I have a problem with returning an answer to Problem 9 of P-99: Ninety-Nine Prolog Problems:

Pack consecutive duplicates of list elements into sublists. If a list contains repeated elements they should be placed in separate sublists.

Sample query with expected results:

?- pack([a,a,a,a,b,c,c,a,a,d,e,e,e,e],X).
X = [[a,a,a,a],[b],[c,c],[a,a],[d],[e,e,e,e]].

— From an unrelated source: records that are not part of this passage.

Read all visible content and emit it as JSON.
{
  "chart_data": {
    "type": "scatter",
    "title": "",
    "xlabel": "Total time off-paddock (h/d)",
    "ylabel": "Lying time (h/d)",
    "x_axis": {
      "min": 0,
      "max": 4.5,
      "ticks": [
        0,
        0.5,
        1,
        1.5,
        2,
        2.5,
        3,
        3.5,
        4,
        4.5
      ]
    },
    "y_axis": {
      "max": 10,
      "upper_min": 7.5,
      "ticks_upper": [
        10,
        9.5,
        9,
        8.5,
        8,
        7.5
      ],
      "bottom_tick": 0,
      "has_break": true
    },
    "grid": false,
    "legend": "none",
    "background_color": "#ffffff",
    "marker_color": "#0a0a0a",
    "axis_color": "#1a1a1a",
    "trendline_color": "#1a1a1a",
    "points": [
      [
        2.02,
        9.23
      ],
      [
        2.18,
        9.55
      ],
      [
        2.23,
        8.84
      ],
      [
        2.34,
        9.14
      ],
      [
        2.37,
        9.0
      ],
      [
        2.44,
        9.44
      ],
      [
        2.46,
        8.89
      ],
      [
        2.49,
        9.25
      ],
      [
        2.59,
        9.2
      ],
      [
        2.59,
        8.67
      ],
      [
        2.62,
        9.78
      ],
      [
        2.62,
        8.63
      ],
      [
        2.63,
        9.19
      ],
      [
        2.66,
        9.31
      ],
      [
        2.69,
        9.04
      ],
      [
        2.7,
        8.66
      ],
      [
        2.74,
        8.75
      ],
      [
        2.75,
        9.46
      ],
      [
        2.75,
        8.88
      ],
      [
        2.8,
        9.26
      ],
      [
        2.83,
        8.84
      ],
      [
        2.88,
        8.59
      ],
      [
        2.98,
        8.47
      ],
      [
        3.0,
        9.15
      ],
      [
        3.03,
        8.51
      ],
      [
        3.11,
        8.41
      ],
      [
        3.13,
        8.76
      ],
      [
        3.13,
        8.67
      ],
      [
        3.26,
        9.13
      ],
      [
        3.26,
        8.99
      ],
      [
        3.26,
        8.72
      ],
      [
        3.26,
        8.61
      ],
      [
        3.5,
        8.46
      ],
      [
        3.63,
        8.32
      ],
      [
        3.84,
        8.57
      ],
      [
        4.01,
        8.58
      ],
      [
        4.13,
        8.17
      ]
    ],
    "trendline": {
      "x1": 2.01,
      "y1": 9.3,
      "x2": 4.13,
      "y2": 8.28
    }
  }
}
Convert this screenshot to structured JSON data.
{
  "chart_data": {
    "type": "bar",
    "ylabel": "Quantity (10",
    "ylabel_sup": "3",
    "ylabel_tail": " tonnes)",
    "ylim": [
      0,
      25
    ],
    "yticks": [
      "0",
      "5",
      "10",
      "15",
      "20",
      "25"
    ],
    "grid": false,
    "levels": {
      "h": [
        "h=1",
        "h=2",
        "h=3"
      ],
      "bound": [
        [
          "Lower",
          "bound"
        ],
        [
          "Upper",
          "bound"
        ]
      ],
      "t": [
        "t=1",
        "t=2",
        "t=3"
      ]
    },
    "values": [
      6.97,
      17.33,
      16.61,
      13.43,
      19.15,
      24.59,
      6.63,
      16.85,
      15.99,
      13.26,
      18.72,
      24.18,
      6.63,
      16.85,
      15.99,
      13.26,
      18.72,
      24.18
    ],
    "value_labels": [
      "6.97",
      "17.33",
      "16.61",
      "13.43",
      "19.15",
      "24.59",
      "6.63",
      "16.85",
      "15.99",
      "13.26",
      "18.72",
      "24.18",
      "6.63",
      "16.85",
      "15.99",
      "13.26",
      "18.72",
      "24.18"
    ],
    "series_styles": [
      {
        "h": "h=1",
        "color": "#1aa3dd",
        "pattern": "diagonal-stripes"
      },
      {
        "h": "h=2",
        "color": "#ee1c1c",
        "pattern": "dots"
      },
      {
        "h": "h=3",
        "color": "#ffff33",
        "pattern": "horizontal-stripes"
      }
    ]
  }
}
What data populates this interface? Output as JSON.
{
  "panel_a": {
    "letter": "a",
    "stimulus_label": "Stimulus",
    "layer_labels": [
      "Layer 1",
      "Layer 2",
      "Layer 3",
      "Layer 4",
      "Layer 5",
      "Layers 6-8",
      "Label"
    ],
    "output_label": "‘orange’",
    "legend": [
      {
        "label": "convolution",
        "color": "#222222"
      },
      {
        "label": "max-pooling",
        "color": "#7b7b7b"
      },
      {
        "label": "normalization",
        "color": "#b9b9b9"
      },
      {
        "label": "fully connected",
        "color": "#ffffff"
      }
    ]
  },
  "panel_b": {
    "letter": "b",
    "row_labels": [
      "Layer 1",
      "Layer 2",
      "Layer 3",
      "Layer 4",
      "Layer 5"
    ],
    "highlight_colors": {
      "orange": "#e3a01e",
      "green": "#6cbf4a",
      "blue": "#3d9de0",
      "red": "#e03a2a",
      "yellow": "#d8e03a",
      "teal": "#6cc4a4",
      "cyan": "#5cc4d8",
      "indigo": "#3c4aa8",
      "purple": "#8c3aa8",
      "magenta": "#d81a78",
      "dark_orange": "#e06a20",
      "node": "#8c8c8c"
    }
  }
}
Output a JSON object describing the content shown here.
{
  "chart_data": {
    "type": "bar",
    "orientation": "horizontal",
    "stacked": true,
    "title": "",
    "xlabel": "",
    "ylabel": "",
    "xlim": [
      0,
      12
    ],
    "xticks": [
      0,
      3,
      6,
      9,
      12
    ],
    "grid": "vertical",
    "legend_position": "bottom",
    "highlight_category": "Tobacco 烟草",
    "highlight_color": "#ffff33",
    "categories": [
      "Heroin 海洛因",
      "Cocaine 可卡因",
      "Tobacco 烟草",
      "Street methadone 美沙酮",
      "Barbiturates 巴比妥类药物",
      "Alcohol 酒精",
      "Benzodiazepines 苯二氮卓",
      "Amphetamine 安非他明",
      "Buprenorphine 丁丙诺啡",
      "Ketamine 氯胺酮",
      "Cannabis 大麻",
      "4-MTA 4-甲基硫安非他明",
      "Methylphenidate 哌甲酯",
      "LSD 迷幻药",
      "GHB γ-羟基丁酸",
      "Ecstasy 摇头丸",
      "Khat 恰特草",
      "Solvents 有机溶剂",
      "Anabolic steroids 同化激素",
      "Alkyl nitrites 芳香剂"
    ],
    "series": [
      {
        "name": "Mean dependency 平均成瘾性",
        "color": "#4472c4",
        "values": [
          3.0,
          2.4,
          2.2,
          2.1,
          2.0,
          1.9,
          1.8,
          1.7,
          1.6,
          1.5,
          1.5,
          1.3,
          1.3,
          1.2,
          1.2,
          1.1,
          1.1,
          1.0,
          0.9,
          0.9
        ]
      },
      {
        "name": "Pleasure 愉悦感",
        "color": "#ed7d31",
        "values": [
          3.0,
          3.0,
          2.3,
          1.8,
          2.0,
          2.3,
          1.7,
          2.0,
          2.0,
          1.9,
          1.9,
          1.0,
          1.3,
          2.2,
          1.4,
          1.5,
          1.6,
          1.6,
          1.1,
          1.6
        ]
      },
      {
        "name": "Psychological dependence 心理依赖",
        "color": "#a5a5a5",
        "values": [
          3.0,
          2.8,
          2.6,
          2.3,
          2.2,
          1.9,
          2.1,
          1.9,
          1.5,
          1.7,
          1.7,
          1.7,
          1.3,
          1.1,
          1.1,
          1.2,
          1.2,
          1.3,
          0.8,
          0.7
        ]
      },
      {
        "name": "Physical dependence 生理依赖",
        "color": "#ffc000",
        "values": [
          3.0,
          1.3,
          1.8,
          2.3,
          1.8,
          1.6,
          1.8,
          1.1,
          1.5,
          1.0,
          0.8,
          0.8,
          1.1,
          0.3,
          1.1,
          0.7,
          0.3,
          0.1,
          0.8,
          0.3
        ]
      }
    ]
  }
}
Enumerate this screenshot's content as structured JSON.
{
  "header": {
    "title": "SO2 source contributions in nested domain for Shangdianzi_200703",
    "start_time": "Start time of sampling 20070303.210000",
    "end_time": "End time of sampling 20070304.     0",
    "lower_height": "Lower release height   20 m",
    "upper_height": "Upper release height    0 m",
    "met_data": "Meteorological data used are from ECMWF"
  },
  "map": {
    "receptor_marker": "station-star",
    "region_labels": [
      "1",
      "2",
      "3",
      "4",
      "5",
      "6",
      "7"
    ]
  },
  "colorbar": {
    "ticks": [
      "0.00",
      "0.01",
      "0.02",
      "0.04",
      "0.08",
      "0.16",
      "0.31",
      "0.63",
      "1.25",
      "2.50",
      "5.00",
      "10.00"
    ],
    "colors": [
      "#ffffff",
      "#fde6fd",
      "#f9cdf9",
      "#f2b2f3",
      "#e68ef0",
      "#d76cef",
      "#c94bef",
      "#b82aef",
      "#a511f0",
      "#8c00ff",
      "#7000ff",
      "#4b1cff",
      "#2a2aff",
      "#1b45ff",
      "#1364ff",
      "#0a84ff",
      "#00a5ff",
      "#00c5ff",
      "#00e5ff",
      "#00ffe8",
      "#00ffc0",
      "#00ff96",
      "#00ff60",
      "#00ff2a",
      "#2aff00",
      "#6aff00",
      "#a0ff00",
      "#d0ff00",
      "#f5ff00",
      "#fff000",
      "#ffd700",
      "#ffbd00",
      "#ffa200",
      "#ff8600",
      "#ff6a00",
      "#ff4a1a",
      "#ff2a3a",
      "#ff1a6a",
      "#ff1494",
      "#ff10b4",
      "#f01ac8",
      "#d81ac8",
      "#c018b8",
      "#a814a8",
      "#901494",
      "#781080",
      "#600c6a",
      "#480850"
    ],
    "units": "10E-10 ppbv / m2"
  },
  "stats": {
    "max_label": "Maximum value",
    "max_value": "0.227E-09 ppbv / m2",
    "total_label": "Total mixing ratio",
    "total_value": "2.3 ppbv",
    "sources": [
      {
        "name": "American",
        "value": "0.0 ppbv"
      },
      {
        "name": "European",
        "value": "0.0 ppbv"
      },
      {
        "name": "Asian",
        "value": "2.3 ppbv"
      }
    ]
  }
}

I managed to pack elements in sublists but I don't know how to return an answer.

Here's my code:

pack(X,Y) :- pack(X,[],Y).
pack([H,H|T],Acc,X) :- pack([H|T],[H|Acc],X).
pack([H,H1|T], Acc, X) :- 
    H\=H1, 
    Acc1=[H|Acc],
    append(X, [Acc1], X1),
    pack([H1|T],[],X1).
pack([H], Acc, X) :- 
    Acc1=[H|Acc],
    append(X, [Acc1], X1).

Here's a query run in trace mode:

?- trace, pack([a,a,a,a,b,c,c],X).
   Call: (6) pack([a, a, a, a, b, c, c], _G986) ? creep
   Call: (7) pack([a, a, a, a, b, c, c], [], _G986) ? creep
   Call: (8) pack([a, a, a, b, c, c], [a], _G986) ? creep
   Call: (9) pack([a, a, b, c, c], [a, a], _G986) ? creep
   Call: (10) pack([a, b, c, c], [a, a, a], _G986) ? creep
   Call: (11) a\=b ? creep
   Exit: (11) a\=b ? creep
   Call: (11) _G1100=[a, a, a, a] ? creep
   Exit: (11) [a, a, a, a]=[a, a, a, a] ? creep
   Call: (11) lists:append(_G986, [[a, a, a, a]], _G1105) ? creep
   Exit: (11) lists:append([], [[a, a, a, a]], [[a, a, a, a]]) ? creep
   Call: (11) pack([b, c, c], [], [[a, a, a, a]]) ? creep
   Call: (12) b\=c ? creep
   Exit: (12) b\=c ? creep
   Call: (12) _G1109=[b] ? creep
   Exit: (12) [b]=[b] ? creep
   Call: (12) lists:append([[a, a, a, a]], [[b]], _G1114) ? creep
   Exit: (12) lists:append([[a, a, a, a]], [[b]], [[a, a, a, a], [b]]) ? creep
   Call: (12) pack([c, c], [], [[a, a, a, a], [b]]) ? creep
   Call: (13) pack([c], [c], [[a, a, a, a], [b]]) ? creep
   Call: (14) _G1127=[c, c] ? creep
   Exit: (14) [c, c]=[c, c] ? creep
   Call: (14) lists:append([[a, a, a, a], [b]], [[c, c]], _G1132) ? creep
   Exit: (14) lists:append([[a, a, a, a], [b]], [[c, c]], [[a, a, a, a], [b], [c, c]]) ? creep
   Exit: (13) pack([c], [c], [[a, a, a, a], [b]]) ? creep
   Exit: (12) pack([c, c], [], [[a, a, a, a], [b]]) ? creep
   Exit: (11) pack([b, c, c], [], [[a, a, a, a]]) ? creep
   Exit: (10) pack([a, b, c, c], [a, a, a], []) ? creep
   Exit: (9) pack([a, a, b, c, c], [a, a], []) ? creep
   Exit: (8) pack([a, a, a, b, c, c], [a], []) ? creep
   Exit: (7) pack([a, a, a, a, b, c, c], [], []) ? creep
   Exit: (6) pack([a, a, a, a, b, c, c], []) ? creep
X = [] .

I imagine there should be additional line at the end of last rule to somehow bind the result to the input but I have no idea how to do it.